When Peter Walsh and his wife booked accommodation for a cycling holiday in Normandy last August, they anticipated passing through rolling hills, by hedgerows and wetlands, before relaxing in an apartment. What they didn’t bargain for was that on arrival there would be two other couples waiting outside a building that resembled a dentist’s surgery rather than the holiday home they (all) thought they’d booked. Cue a rush for all six holidaymakers to find alternative accommodation. 

As new research from Which? lays bare, this is not an isolated incident on Booking.com. We’ve found that a lack of effective checks is leaving the site, which in January was ranked one of the most visited travel and tourism websites in the world by market research company Statista, wide open to unscrupulous actors. 

When our researchers looked in more detail at the site, it was alarmingly easy to bypass identity checks, such as providing a driving licence or passport. The messaging system was straightforward to hack, as Booking.com gives its accommodation partners access to it. This means that fraudsters have simply hacked hotels or other accommodation providers - and then used Booking.com's own messaging system to contact and defraud guests. Booking.com told Which? it was ‘deeply committed to protecting our customers against fraud and scams’, noting that it had ‘multiple controls and checks in place during sign-up, after submission and before listings become bookable’ and ‘seeks to shut down the activity as quickly as possible and support any impacted customers quickly.’

This isn’t an isolated incident. The reality is that fraudsters are relentless in their pursuit of our personal information and ultimately money - and they are constantly hoping to exploit weaknesses in consumer protections online. 

The rapid rise of artificial intelligence is likely to make the task of spotting what’s real and what’s a scam even more difficult for consumers. Fraudsters are particularly fond of using well-known celebrities, such as Taylor Swift, Elon Musk or Richard Branson in material about investment schemes because they are popular and trusted voices.
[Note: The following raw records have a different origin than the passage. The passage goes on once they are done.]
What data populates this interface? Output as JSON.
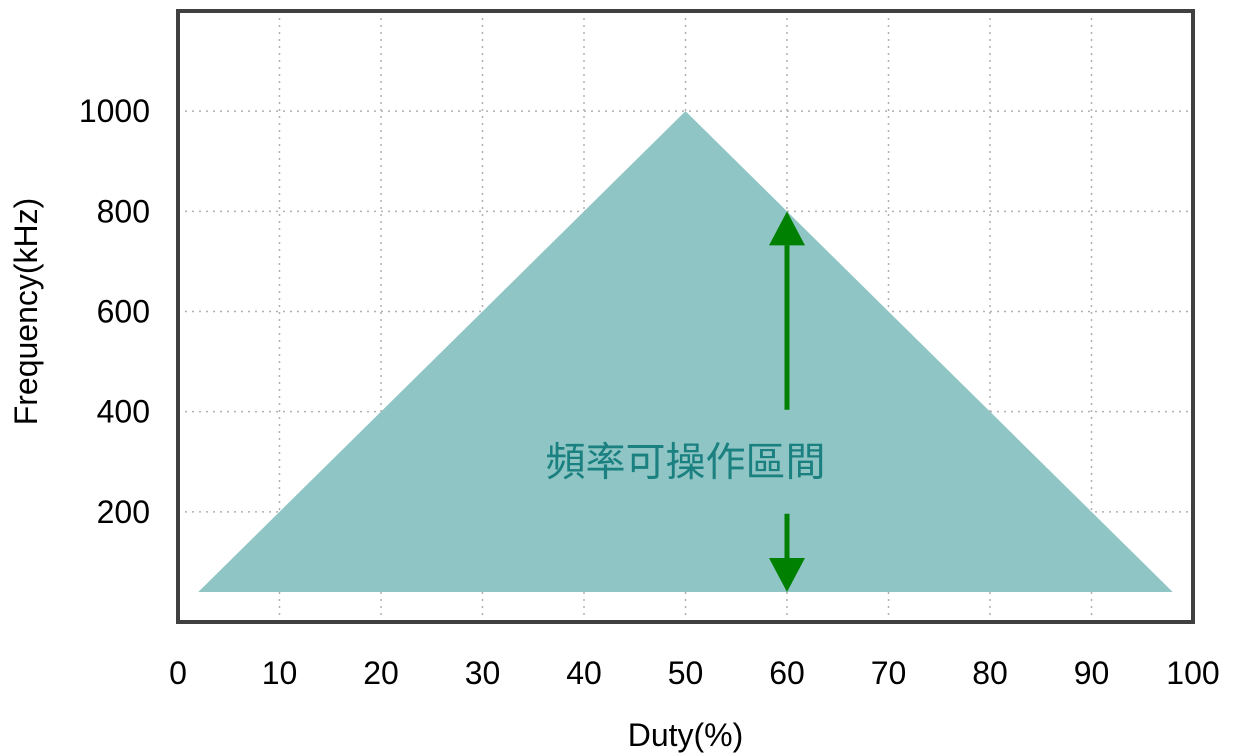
{
  "chart_data": {
    "type": "area",
    "xlabel": "Duty(%)",
    "ylabel": "Frequency(kHz)",
    "xlim": [
      0,
      100
    ],
    "ylim": [
      -20,
      1200
    ],
    "x_ticks": [
      0,
      10,
      20,
      30,
      40,
      50,
      60,
      70,
      80,
      90,
      100
    ],
    "y_ticks": [
      200,
      400,
      600,
      800,
      1000
    ],
    "grid": true,
    "series": [
      {
        "x": [
          2,
          50,
          98
        ],
        "y": [
          40,
          1000,
          40
        ]
      }
    ],
    "annotation": {
      "text": "頻率可操作區間",
      "x_center": 50,
      "y_center": 300,
      "arrow": {
        "x": 60,
        "y_top": 800,
        "y_bottom": 40
      }
    },
    "colors": {
      "fill": "#8fc5c5",
      "arrow": "#008000",
      "annotation_text": "#1a8080",
      "frame": "#404040"
    }
  }
}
These are bogus endorsements, but deepfake videos making use of cloned voices can give the impression that people said things they never have. At other times, real footage of somebody can be manipulated and edited - often with scarily real results. 

Clearly, consumers need help to ward off the fraudsters. On Monday, the Illegal Harms Codes of Practice, which are legally enforceable duties under the Online Safety Act (OSA), come into force. The OSA is a flagship piece of legislation aimed at keeping consumers safe online, and from Monday Ofcom can enforce against those who do not comply. Under the codes, platforms must take a range of actions to prevent user-generated fraud from appearing on their sites in the first place, and must swiftly take down any such frauds as soon as they become aware of them. Ofcom was due to consult on another set of codes to prevent paid for fraudulent advertising on the largest platforms this year, but it has pushed the consultation timeline back to 2026.
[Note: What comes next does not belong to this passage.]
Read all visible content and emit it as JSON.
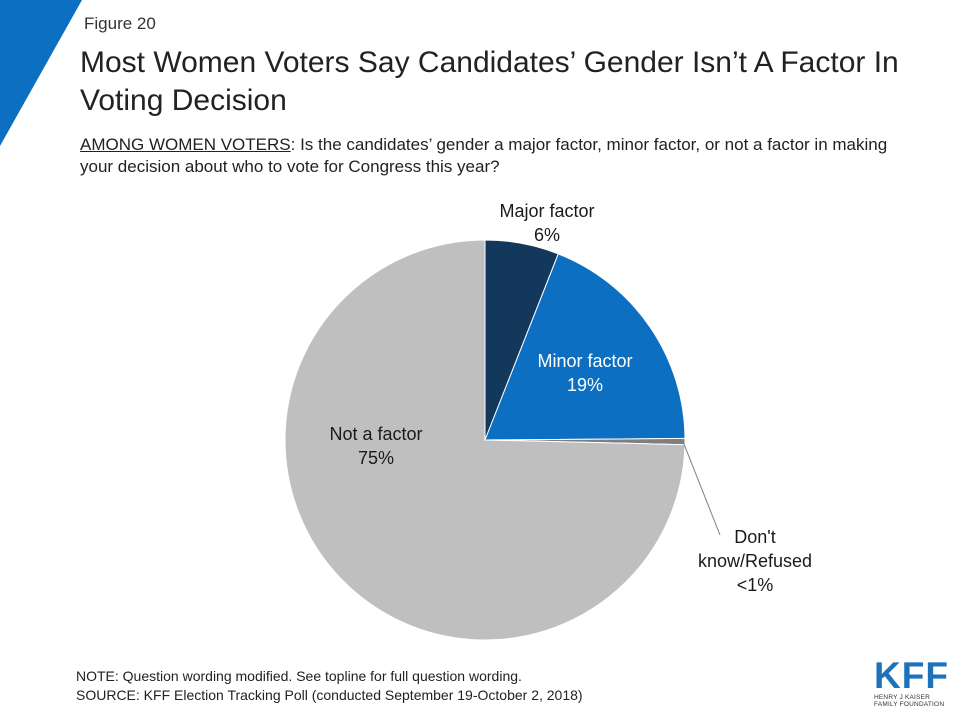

To be clear, this shouldn’t replace the action that individual sites can take to make simple changes that will protect their customers. Booking.com, for instance, should be tightening its security and closing loopholes, like the ease of identity checks, without any regulatory prodding, as well as carrying out illegal content risk assessments for fraud and other offences under its duties in the OSA.
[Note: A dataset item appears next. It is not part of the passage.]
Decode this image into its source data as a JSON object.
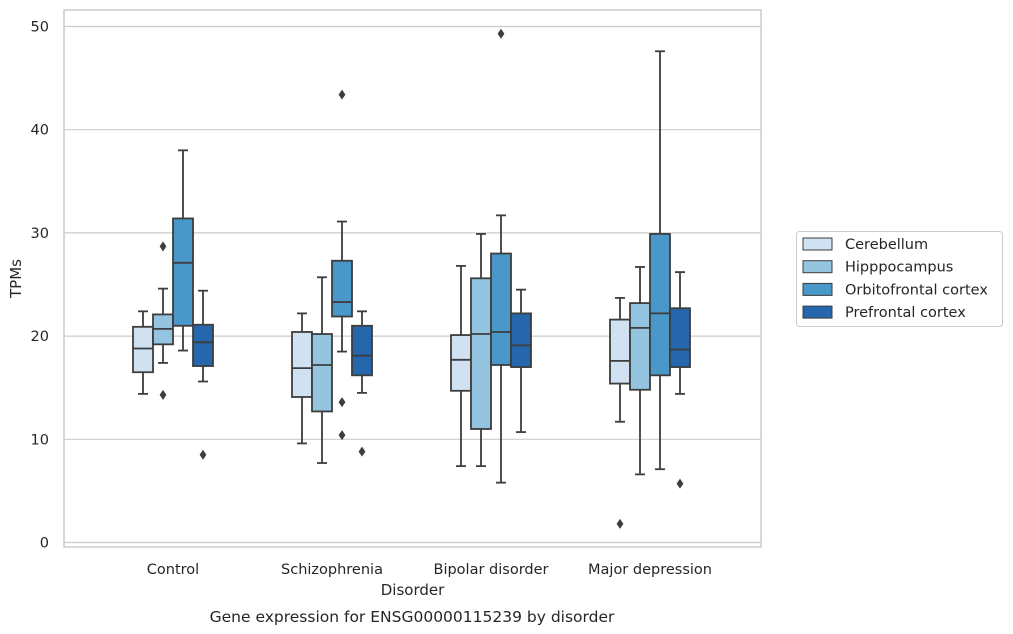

In the meantime, Ofcom should take note of these and the many other examples of online scams and take decisive action against firms found not to be complying with the Online Safety Act's codes of practice to set a clear precedent that online platforms must do more to protect their users from scammers. It should also reverse its decision to delay the implementation of codes of practice covering paid-for fraudulent advertising, a delay which means that consumers will continue to face threats from many forms of fraudulent advertising into 2027.